M: “Since 2002 I have released four albums, and I have collaborated with other American and British artists. I went to the US and Europe for tours, and my last album was released in November last year. I am also doing some live performances in Japan and in Europe.”
Didn’t you also release a digital mini-album this year?
M: “Yes, I did! My new album was released last year, but in March I also released some songs digitally.”

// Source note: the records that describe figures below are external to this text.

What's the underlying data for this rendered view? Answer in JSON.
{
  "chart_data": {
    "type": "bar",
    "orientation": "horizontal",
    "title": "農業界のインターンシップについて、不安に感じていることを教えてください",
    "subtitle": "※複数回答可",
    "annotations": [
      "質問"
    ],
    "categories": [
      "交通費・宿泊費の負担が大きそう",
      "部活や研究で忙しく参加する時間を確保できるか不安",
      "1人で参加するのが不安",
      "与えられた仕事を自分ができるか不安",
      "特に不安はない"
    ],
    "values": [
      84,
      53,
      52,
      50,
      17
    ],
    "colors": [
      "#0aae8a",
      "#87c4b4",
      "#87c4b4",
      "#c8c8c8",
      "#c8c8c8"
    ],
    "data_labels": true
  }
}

What is the concept of your new album?
M: “I have two concepts for it. First, my album the title is called ‘muguet feerique’ which means ‘Lily Fairy’ in French, and in France people give lilies to others for good health. So my album means that I want to offer health for my fans. The other concept is related to how I first began my music career. At first I was painting and I listened to music in my head when I was doing that and I wanted to take the music out of my head and that’s how things started. I think there are little fairies living in my head, and I wanted to take them from my head and put them into my music. With this album I recorded the music exactly as it was in my head.”
You have collaborated with a lot of artists. Is there anyone you would personally like to work with in the future?

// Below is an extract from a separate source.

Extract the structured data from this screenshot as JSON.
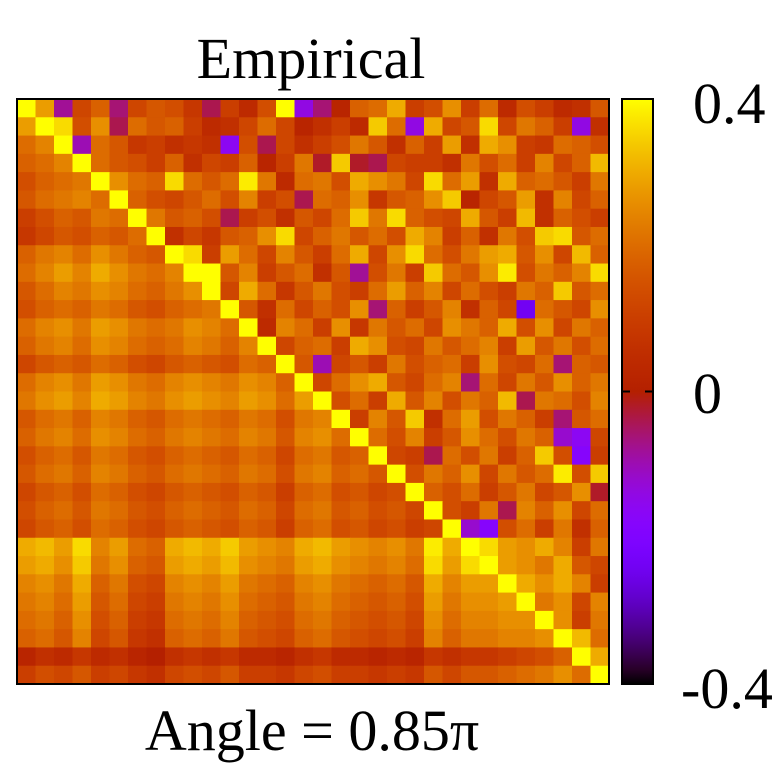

M: “I am already planning to collaborate with some French artists right now, and I am looking forward to doing that. I really like Kate Bush and British artists, but maybe it’s really difficult to collaborate with Kate Bush since she is so famous. But one day I would like to collaborate with British artists that I like since I like British music a lot.”
Do you have any other artists that you like?
M: “I really like Peter Gabriel, Imogen Heap and Radiohead too.”
How was Yozo-san brought on board and how did you start collaborating together?
Yozo: “Mayuko and I met each other 15 years ago.”
M: “I am a solo artist, but in Japan I sometimes play with a band, and Yozo is the guitarist for that. Every time I ask him to perform in my concerts.”
Y: “There are many opportunities to go abroad, and she wants to play with an instrument in the background. Bass and vocals wouldn’t work, and neither would drums and vocals so that’s why she uses guitar and vocals.”
M: “I respect him.”
Y: “Guitar and vocals sound good together.”
The contrast between Mayuko-san’s singing style and Yozo-san’s guitar style is quite interesting. On paper it may not work, but on stage it really worked well together.
Y: “Thank you.”
If you make the music from what’s in your head Mayuko-san, does Yozo-san collaborate on any of it with you?
Y: “When she makes music in a studio she is the director of everything, and she also writes the guitar tracks. But when we are in a concert together I am free to play.”
Yozo-san, you have a history with collaborating with other musicians. What is your favourite musician that you have worked with apart from Mayuko-san, and who would you like to work with in the future?
M: “He plays in Japan with many other artists. He plays with Ayumi Hamasaki.”
Y: “If the music is good then everything is okay for me, so I don’t have a particular musician I want to play with. If the music is good, then I am happy.”
You seem to have worked with everyone, and that is probably why you don’t have a favourite.
Y: “I am a back-up musician, an invisible musician.”
M: “But he is famous musician in Japan.”
Y: “In the Japanese underground.”
M: “He works with Enka musicians, pop and others. He works with a variety of musicians.”
You played at Japan Expo a few weeks ago, and you have a huge following in France. Do you notice a difference between the French and British audiences?
M: “It’s a little bit different. French people are more enthusiastic in concert, and they share my feelings. In the UK they are more reserved so it is quite interesting. I felt that here the audience was more like critics, and were analysing my music more. That’s meant in a positive way.”
How has your music been received outside of the UK, Japan and France?
M: “I am really happy and excited when I am promoting my music outside of Japan. At the same time, I am a little bit nervous about whether people are accepting me or not, but this excitement and nervousness makes me more powerful. I am really happy I can meet people like you in another country.”